Qwen3-0.6B-Distilled-30B-A3B-Thinking-SFT is a compact 0.6 billion parameter model from the Qwen3 family, developed by Convergent Intelligence LLC: Research Division. Its unique training methodology involves a two-stage process: initial knowledge distillation from a 30 billion parameter 'Thinking' teacher model to instill a robust reasoning backbone, followed by supervised fine-tuning on legal instruction data.
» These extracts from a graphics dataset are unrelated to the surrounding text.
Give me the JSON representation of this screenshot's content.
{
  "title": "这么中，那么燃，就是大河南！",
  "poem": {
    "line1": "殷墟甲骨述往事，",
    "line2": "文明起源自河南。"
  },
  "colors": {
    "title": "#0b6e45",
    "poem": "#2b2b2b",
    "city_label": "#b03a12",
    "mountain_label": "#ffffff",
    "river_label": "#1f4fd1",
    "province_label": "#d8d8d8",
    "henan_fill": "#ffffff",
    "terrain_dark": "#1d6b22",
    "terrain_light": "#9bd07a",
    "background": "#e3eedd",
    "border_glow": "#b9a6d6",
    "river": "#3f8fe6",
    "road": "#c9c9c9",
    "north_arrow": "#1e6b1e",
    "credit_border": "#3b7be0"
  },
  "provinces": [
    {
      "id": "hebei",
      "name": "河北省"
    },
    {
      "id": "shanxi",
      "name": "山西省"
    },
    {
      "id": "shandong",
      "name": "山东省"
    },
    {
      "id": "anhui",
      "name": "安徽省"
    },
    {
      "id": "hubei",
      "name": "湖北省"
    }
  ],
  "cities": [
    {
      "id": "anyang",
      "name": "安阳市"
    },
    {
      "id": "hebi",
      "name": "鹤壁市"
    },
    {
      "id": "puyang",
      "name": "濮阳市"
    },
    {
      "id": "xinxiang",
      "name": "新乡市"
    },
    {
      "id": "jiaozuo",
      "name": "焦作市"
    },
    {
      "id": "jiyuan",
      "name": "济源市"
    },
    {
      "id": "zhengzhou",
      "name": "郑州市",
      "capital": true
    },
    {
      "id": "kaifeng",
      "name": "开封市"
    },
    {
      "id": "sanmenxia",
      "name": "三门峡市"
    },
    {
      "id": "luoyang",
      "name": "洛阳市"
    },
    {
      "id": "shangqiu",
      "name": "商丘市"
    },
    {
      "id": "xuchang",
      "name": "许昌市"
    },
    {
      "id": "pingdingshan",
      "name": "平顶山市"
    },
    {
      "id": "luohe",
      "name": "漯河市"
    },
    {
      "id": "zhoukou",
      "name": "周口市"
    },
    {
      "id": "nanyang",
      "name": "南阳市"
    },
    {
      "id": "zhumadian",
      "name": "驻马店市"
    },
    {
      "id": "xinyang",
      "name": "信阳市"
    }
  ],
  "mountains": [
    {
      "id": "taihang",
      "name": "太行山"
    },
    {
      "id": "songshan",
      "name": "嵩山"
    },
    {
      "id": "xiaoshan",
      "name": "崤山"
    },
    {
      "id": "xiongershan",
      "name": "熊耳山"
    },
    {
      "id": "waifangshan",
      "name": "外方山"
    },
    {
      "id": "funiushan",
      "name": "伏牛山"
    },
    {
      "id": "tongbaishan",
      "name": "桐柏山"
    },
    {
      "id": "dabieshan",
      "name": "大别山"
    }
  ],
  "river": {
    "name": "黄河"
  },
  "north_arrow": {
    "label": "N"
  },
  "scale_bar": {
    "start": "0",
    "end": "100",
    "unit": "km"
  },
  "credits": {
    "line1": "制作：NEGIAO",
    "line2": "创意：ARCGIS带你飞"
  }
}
This approach prioritizes teaching the model how to reason before what to reason about, leveraging the 'Thinking' teacher's extended deliberation traces for deeper structural transfer.

Key Capabilities

  • Ultra-lightweight Reasoning: Achieves a 50x compression ratio, resulting in a model under 500MB, capable of running on mobile devices.
  • Two-Stage Training: Combines STEM chain-of-thought distillation (from a Qwen3-30B-A3B-Thinking teacher) with legal domain supervised fine-tuning, enabling structured reasoning in both areas.
  • Proof-Weighted Distillation: Utilizes a novel loss function with 2.5x weight on derivation tokens during distillation, forcing the model to focus its limited capacity on reasoning steps.
  • Dual Prompt Formats: Supports both STEM derivation (Problem/Proof/Final Answer) and general instruction-following (Instruction/Response) formats.

Good For

  • Ultra-lightweight reasoning on mobile, edge, and IoT devices.
  • Legal and STEM instruction-following tasks.
  • Educational tutoring and embedded inference applications.
  • Component integration in multi-model pipelines where compact reasoning is crucial.

Limitations

Due to its 0.6B parameter size, the model has inherent capacity constraints. It may exhibit reasoning errors that larger models would avoid, particularly in multi-step derivations exceeding ~8 steps. While it covers general legal concepts, it lacks the nuance of larger models, and performance is weakest on underrepresented STEM domains like molecular biology and physiology. It is not suitable for formal proof verification, actual legal counsel, safety-critical analysis, or long-context tasks beyond its 1024-token training context.